Students and Opportunities


A variety of projects in vertebrate palaeontology (including palaeohistology) at the postgraduate level (BScHons, MSc and PhD) are available.  Enquiries should be made to Dr Jennifer Botha-Brink (Head of the Karoo Palaeontology Department) at jbotha [at] nasmus [dot] co [dot] za.

Current Students

Elize Butler PhD candidate (2013-)

Osteohistology and morphology of a new gorgonopsian therapsid from the Karoo Basin of South Africa.

This research entails the morphological description of the crania and postcrania of a new species of gorgonopsian therapsid from the uppermost Permian Dicynodon Assemblage Zone of South Africa.

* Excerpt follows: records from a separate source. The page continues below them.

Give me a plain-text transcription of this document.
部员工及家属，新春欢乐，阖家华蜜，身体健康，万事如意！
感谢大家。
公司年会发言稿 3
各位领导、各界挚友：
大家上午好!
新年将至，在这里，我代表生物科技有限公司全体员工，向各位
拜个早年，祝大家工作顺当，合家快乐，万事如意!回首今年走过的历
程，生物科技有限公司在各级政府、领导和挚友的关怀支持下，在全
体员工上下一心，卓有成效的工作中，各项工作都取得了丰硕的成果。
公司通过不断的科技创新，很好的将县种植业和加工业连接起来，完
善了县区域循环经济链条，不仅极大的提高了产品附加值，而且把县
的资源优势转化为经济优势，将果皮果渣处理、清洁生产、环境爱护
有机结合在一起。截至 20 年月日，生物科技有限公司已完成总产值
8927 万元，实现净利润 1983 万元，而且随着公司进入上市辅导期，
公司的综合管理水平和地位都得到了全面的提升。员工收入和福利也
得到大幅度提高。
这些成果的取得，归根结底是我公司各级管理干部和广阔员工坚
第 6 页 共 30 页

The bone histology of this new species will be examined in order to ascertain aspects about its growth, and the results will be compared with that of other gorgonopsians to gain a better understanding of gorgonopsian growth dynamics.


Luke Norton PhD candidate (2013-)

Tooth replacement patters in the Eutheriodontia from South Africa.

This study assesses the tooth replacement of selected therocephalian and cynodont therapsids using micro-CT scanning in order to determine tooth replacement patterns and rates within derived members of the Therapsida.


Mike Strong PhD candidate (2012-)

The role of a muscular diaphragm, ribs and sternum in the evolution of mammals from their therapsid ancestors.

The aim of this study is to establish the first appearance of the muscular diaphragm and hence by extrapolation and definition the origin of the mammalian condition as evidenced  by an endothermic state.  The co-evolution of ribs and sternum will be an integral element of this research. 


Past Students

Adam Huttenlocker PhD (2009-2013)

Osteohistology and skeletal growth in Permo-Triassic therocephalian therapsids (Amniota: Synapsida).

This study analysed the growth patterns in therocephalian and cynodont therapsids using osteohistological and skeletochronological methods, and re-assessed the phylogenetic relationships amongst Therocephalia. Changes in body size and growth rates were examined in order to shed light on therocephalian evolution with special emphasis on taxa associated with the Permo-Triassic mass extinction.